The most important question is whether the offending provisions can be individually struck down without invalidating the entire RA 8180. The general rule is that where part of a statute is void as repugnant to the Constitution, while another part is valid, the valid portion, if separable from the invalid, may stand and be enforced. The exception to the general rule is that when the parts of a statute are so mutually dependent and connected, as conditions, considerations, inducements or compensations for each other, as to warrant a belief that the legislature intended them as a whole, the nullity of one part will vitiate the rest.

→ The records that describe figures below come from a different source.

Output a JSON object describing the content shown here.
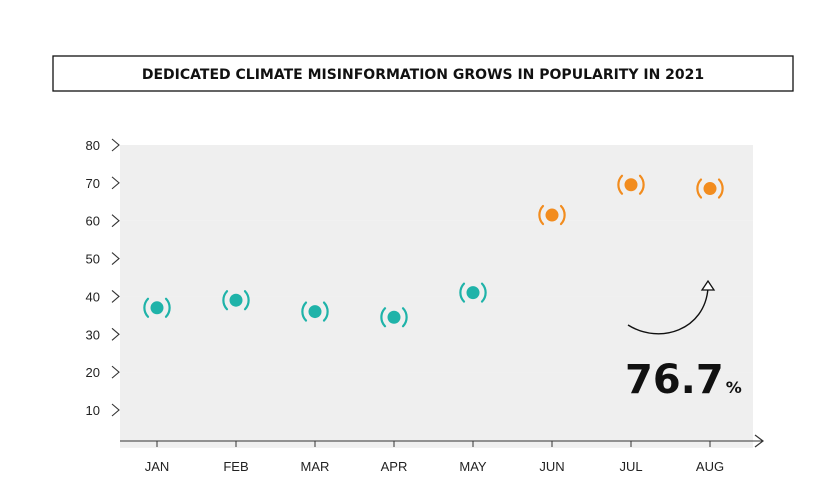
{
  "chart_data": {
    "type": "scatter",
    "title": "DEDICATED CLIMATE MISINFORMATION GROWS IN POPULARITY IN 2021",
    "categories": [
      "JAN",
      "FEB",
      "MAR",
      "APR",
      "MAY",
      "JUN",
      "JUL",
      "AUG"
    ],
    "values": [
      37,
      39,
      36,
      34.5,
      41,
      61.5,
      69.5,
      68.5
    ],
    "yticks": [
      10,
      20,
      30,
      40,
      50,
      60,
      70,
      80
    ],
    "ylim": [
      0,
      80
    ],
    "xlabel": "",
    "ylabel": "",
    "grid": "alternating horizontal bands",
    "colors": {
      "before": "#1fb3a9",
      "after": "#f28c1e",
      "band": "#efefef"
    },
    "annotation": {
      "value": "76.7",
      "unit": "%"
    }
  }
}
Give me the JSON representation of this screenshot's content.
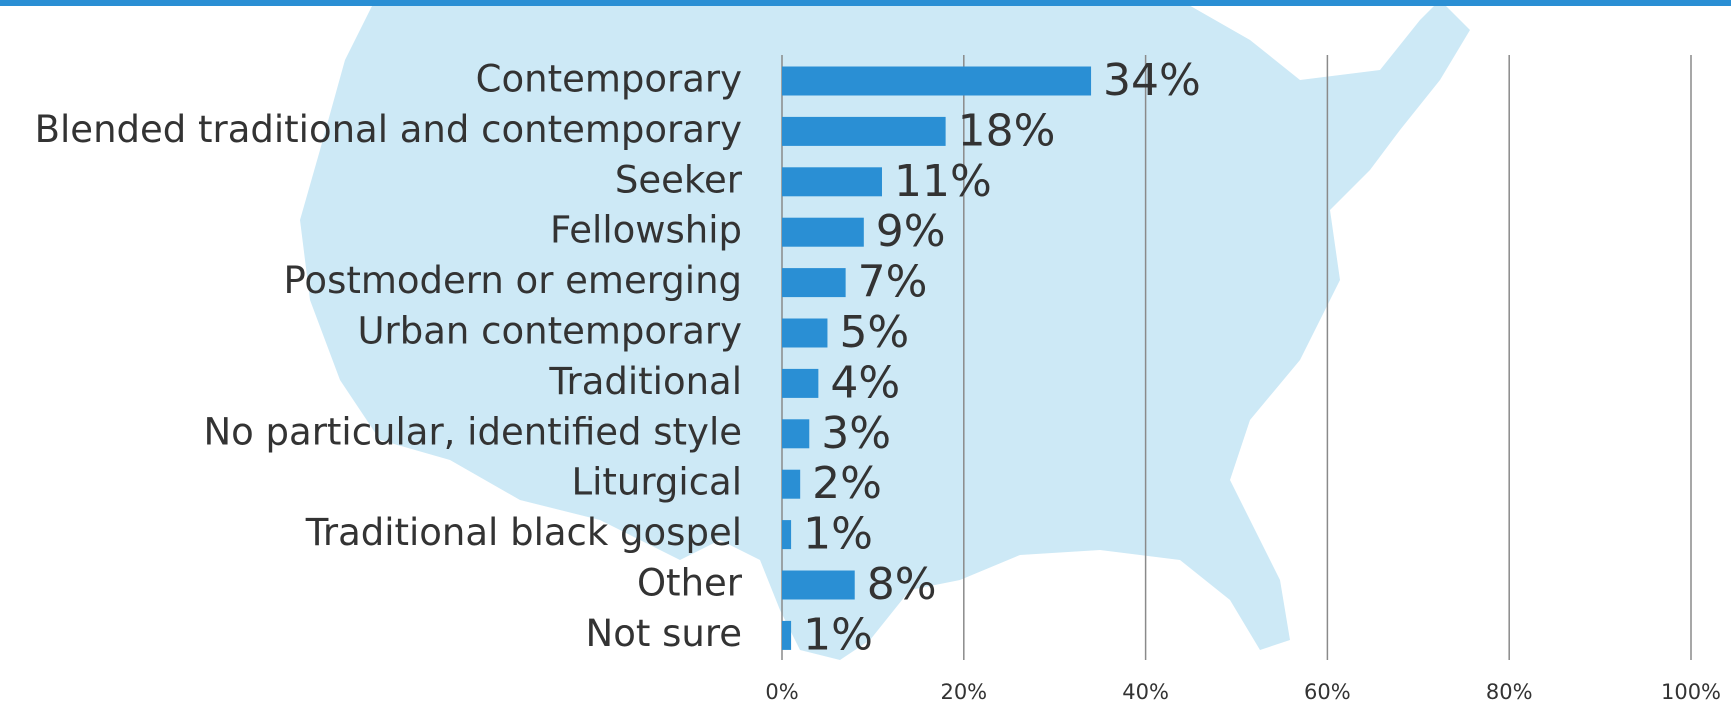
{
  "chart_data": {
    "type": "barh",
    "categories": [
      "Contemporary",
      "Blended traditional and contemporary",
      "Seeker",
      "Fellowship",
      "Postmodern or emerging",
      "Urban contemporary",
      "Traditional",
      "No particular, identified style",
      "Liturgical",
      "Traditional black gospel",
      "Other",
      "Not sure"
    ],
    "values": [
      34,
      18,
      11,
      9,
      7,
      5,
      4,
      3,
      2,
      1,
      8,
      1
    ],
    "value_labels": [
      "34%",
      "18%",
      "11%",
      "9%",
      "7%",
      "5%",
      "4%",
      "3%",
      "2%",
      "1%",
      "8%",
      "1%"
    ],
    "color": "#2a8fd4",
    "xlim": [
      0,
      100
    ],
    "xticks": [
      {
        "value": 0,
        "label": "0%"
      },
      {
        "value": 20,
        "label": "20%"
      },
      {
        "value": 40,
        "label": "40%"
      },
      {
        "value": 60,
        "label": "60%"
      },
      {
        "value": 80,
        "label": "80%"
      },
      {
        "value": 100,
        "label": "100%"
      }
    ],
    "grid": true
  }
}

RA 8180 contains a separability clause. The separability clause notwithstanding, the Court held that the offending provisions of RA 8180 so permeate its essence that the entire law has to be struck down. The provisions on tariff differential, inventory and predatory pricing are among the principal props of RA 8180. Congress could not have regulated the downstream oil industry without these provisions. Unfortunately, contrary to their intent, these provisions on tariff differential, inventory and predatory pricing inhibit fair competition, encourage monopolistic power and interfere with the free interaction of market forces.